College of Life Sciences, Yan’an University, Yan’an 716000, China, China
Pol. J. Environ. Stud. 2022;31(2):1645-1652
Zinc (Zn) is an important micronutrient for plant physiology, including the activation of various enzymes, nitrogen metabolism, cell-membrane integrity, and carbonic anhydrase activity. Its deficiency is reported in plants grown in poor soils worldwide including Pakistan. Exogenous application of Zn fertilizers is not efficient due to fixation into the soil. Thus, Zn solubilizing bacteria have a stronger power to chelates the insoluble Zn compounds which may increase Zn availability for plant uptake.
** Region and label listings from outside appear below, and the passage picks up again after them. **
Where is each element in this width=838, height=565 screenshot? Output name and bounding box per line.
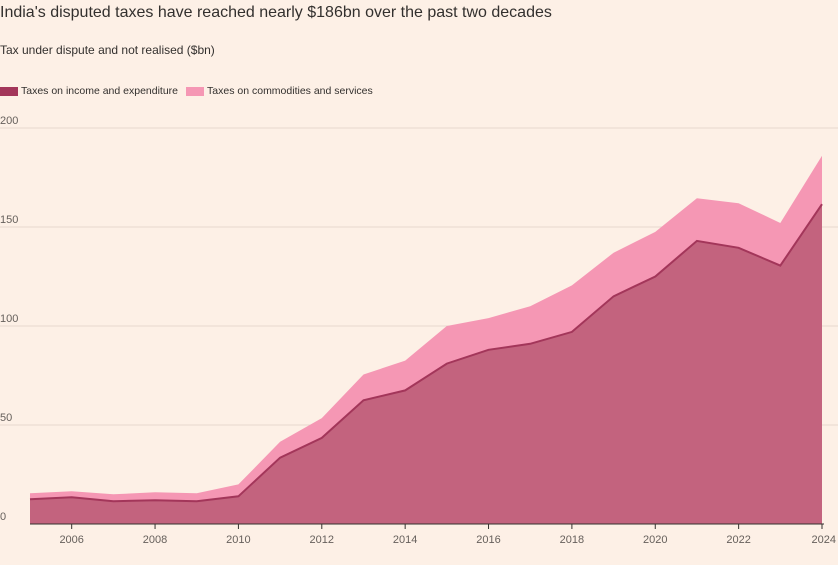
chart-title: India's disputed taxes have reached near… xyxy=(0,4,552,21)
x-tick-label-2006: 2006 xyxy=(59,534,83,546)
x-tick-label-2024: 2024 xyxy=(812,534,836,546)
x-tick-label-2008: 2008 xyxy=(143,534,167,546)
legend: Taxes on income and expenditure Taxes on… xyxy=(0,85,381,97)
legend-item-income: Taxes on income and expenditure xyxy=(0,85,178,97)
stacked-areas xyxy=(29,155,823,524)
y-tick-label-100: 100 xyxy=(0,313,18,325)
x-tick-label-2012: 2012 xyxy=(310,534,334,546)
y-tick-label-50: 50 xyxy=(0,412,12,424)
x-tick-label-2010: 2010 xyxy=(226,534,250,546)
x-axis: 2006 2008 2010 2012 2014 2016 2018 2020 2022 2024 xyxy=(30,523,836,546)
y-tick-label-150: 150 xyxy=(0,214,18,226)
legend-swatch-income xyxy=(0,86,18,96)
chart-subtitle: Tax under dispute and not realised ($bn) xyxy=(0,43,215,57)
legend-item-commodities: Taxes on commodities and services xyxy=(186,85,373,97)
legend-label-income: Taxes on income and expenditure xyxy=(21,85,179,97)
x-tick-label-2022: 2022 xyxy=(726,534,750,546)
x-tick-label-2016: 2016 xyxy=(476,534,500,546)
x-tick-label-2014: 2014 xyxy=(393,534,417,546)
area-income xyxy=(30,204,822,524)
legend-swatch-commodities xyxy=(186,86,205,96)
legend-label-commodities: Taxes on commodities and services xyxy=(207,85,373,97)
y-tick-label-0: 0 xyxy=(0,511,6,523)
x-tick-label-2018: 2018 xyxy=(560,534,584,546)
line-income xyxy=(29,203,823,503)
y-tick-label-200: 200 xyxy=(0,115,18,127)
x-tick-label-2020: 2020 xyxy=(643,534,667,546)
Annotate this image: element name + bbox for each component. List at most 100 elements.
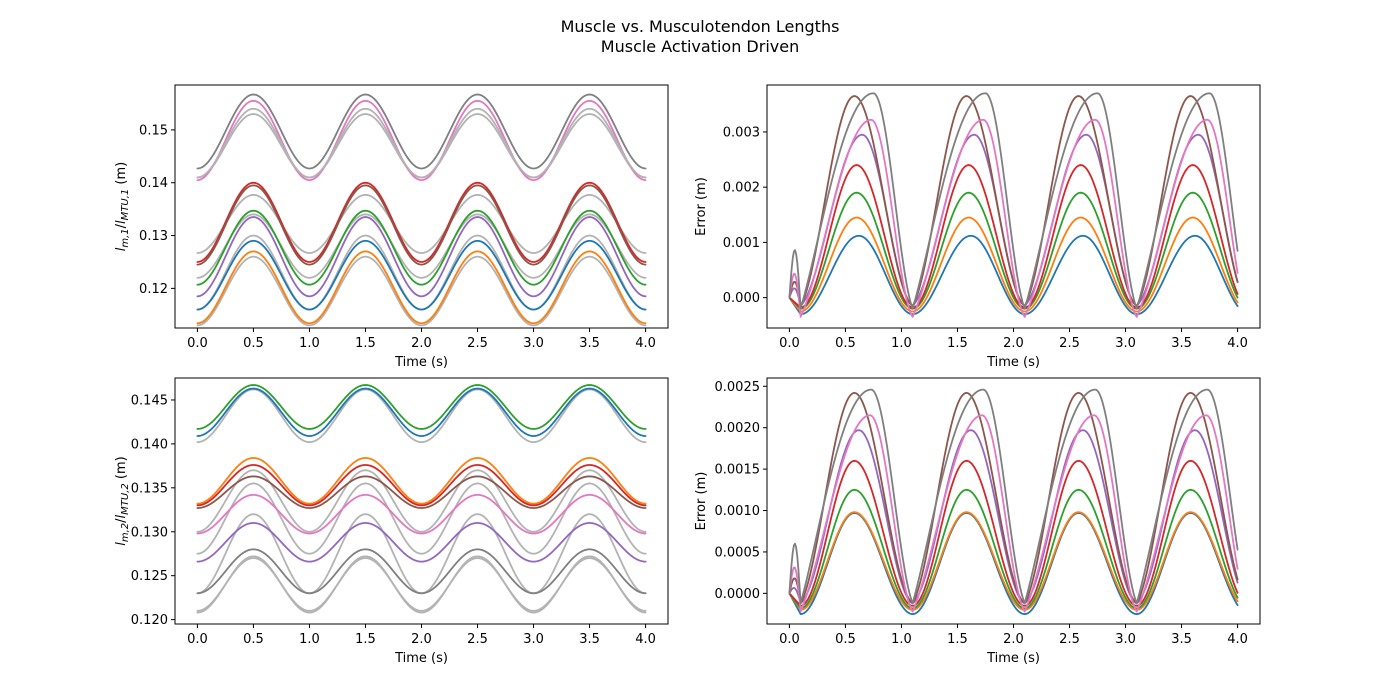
x-tick-label: 2.0 [1003,336,1024,351]
y-axis-label: lm,1/lMTU,1 (m) [114,162,131,252]
x-tick-label: 3.0 [1115,632,1136,647]
series-line-5 [788,95,1239,307]
y-tick-label: 0.0005 [715,545,761,560]
series-line-13 [196,250,647,325]
panels: 0.0 0.5 1.0 1.5 2.0 2.5 3.0 3.5 4.00.120.130.140… [114,84,1261,666]
x-tick-label: 0.5 [243,632,264,647]
y-axis-label-part: l [114,220,129,224]
x-tick-label: 3.0 [1115,336,1136,351]
y-tick-label: 0.125 [131,569,168,584]
series-line-3 [196,107,647,179]
x-tick-label: 1.5 [947,632,968,647]
series-line-2 [196,384,647,430]
x-tick-label: 2.0 [1003,632,1024,647]
x-tick-label: 2.5 [467,336,488,351]
y-tick-label: 0.130 [131,525,168,540]
x-tick-label: 4.0 [1227,336,1248,351]
series-line-6 [196,475,647,509]
series-line-3 [788,459,1239,607]
y-tick-label: 0.0000 [715,587,761,602]
series-line-2 [788,191,1239,310]
y-axis-label: Error (m) [694,177,709,236]
y-tick-label: 0.15 [139,123,168,138]
series-group [196,384,647,614]
x-tick-label: 1.0 [299,336,320,351]
x-tick-label: 0.5 [835,336,856,351]
x-tick-label: 3.5 [1171,632,1192,647]
x-tick-label: 2.0 [411,632,432,647]
y-axis-label-part: MTU,2 [120,483,131,515]
x-tick-label: 2.5 [467,632,488,647]
x-tick-label: 3.0 [523,336,544,351]
x-tick-label: 3.0 [523,632,544,647]
y-axis-label-part: l [114,542,129,546]
series-group [788,388,1239,615]
series-line-8 [196,209,647,286]
series-line-13 [196,555,647,614]
x-tick-label: 4.0 [635,336,656,351]
series-line-10 [196,522,647,563]
y-tick-label: 0.0020 [715,421,761,436]
x-tick-label: 1.0 [891,336,912,351]
x-tick-label: 2.5 [1059,632,1080,647]
axes-frame [174,377,669,625]
x-axis-label: Time (s) [394,355,448,370]
y-axis-label-part: / [114,518,129,523]
series-line-12 [196,548,647,595]
series-line-6 [196,184,647,266]
x-tick-label: 0.0 [779,632,800,647]
y-tick-label: 0.0025 [715,380,761,395]
x-tick-label: 0.0 [187,632,208,647]
x-axis-label: Time (s) [394,651,448,666]
x-tick-label: 0.0 [187,336,208,351]
x-tick-label: 1.0 [891,632,912,647]
figure-title-line2: Muscle Activation Driven [601,37,799,56]
y-axis-label-part: (m) [114,162,129,189]
x-axis-label: Time (s) [986,651,1040,666]
x-tick-label: 1.0 [299,632,320,647]
x-tick-label: 2.0 [411,336,432,351]
series-line-7 [196,482,647,555]
y-tick-label: 0.135 [131,481,168,496]
series-line-5 [196,464,647,507]
y-tick-label: 0.0015 [715,463,761,478]
panel-bottom-left: 0.0 0.5 1.0 1.5 2.0 2.5 3.0 3.5 4.0 0.120 0.125 0.1… [114,377,669,666]
series-line-2 [196,93,647,170]
x-tick-label: 0.0 [779,336,800,351]
panel-bottom-right: 0.0 0.5 1.0 1.5 2.0 2.5 3.0 3.5 4.0 0.0000 0.0005 0… [694,377,1261,666]
axes-frame [174,84,669,329]
panel-top-right: 0.0 0.5 1.0 1.5 2.0 2.5 3.0 3.5 4.0 0.000 0.001 0.0… [694,84,1261,370]
y-axis-label-part: m,1 [120,228,131,247]
y-tick-label: 0.002 [723,181,760,196]
x-tick-label: 4.0 [635,632,656,647]
x-tick-label: 3.5 [579,632,600,647]
y-tick-label: 0.145 [131,393,168,408]
y-tick-label: 0.140 [131,437,168,452]
series-line-9 [196,216,647,298]
x-tick-label: 3.5 [1171,336,1192,351]
y-tick-label: 0.120 [131,613,168,628]
series-line-12 [196,255,647,327]
x-tick-label: 1.5 [355,336,376,351]
y-tick-label: 0.001 [723,236,760,251]
series-line-3 [788,164,1239,309]
x-tick-label: 0.5 [835,632,856,647]
y-axis-label-part: m,2 [120,523,131,542]
x-tick-label: 1.5 [355,632,376,647]
y-axis-label-part: MTU,1 [120,189,131,221]
x-tick-label: 1.5 [947,336,968,351]
x-tick-label: 0.5 [243,336,264,351]
series-group [788,92,1239,318]
y-tick-label: 0.14 [139,176,168,191]
series-line-3 [196,469,647,533]
series-line-4 [196,457,647,505]
x-axis-label: Time (s) [986,355,1040,370]
series-line-2 [788,488,1239,610]
series-line-5 [196,181,647,263]
series-line-1 [788,216,1239,313]
series-line-7 [788,388,1239,605]
series-group [196,93,647,327]
panel-top-left: 0.0 0.5 1.0 1.5 2.0 2.5 3.0 3.5 4.0 0.12 0.13 0.14 0… [114,84,669,370]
Therefore, a pot trial was conducted to evaluate the effects of four products of bio-activated zinc oxide (ZnO) formulated using bio augmented-organic matter coated with zinc oxide (BOZ) on the physiological attributes of maize. Four different products viz. BOZ1, BOZ2, BOZ3, and BOZ4 were prepared using Bacillus sp. AZ6 strain augmented orange peel and ZnO. The results revealed that BOZ4 formulation performed outclass by exhibiting 85%, 31%, and 108% higher photosynthetic rate, stomatal conductance, and transpiration rate, respectively, compared to control. Likewise, it showed a maximum increase in carbonic anhydrase activity, vapor pressure deficit, electrolyte leakage, and SPAD value by 74%, 44%, 45%, and 66%, respectively, over control. Hence, it is concluded that bio-activation of ZnO by Bacillus sp. AZ6 and orange-peel waste could serve as an effective strategy to improve the physiology of maize.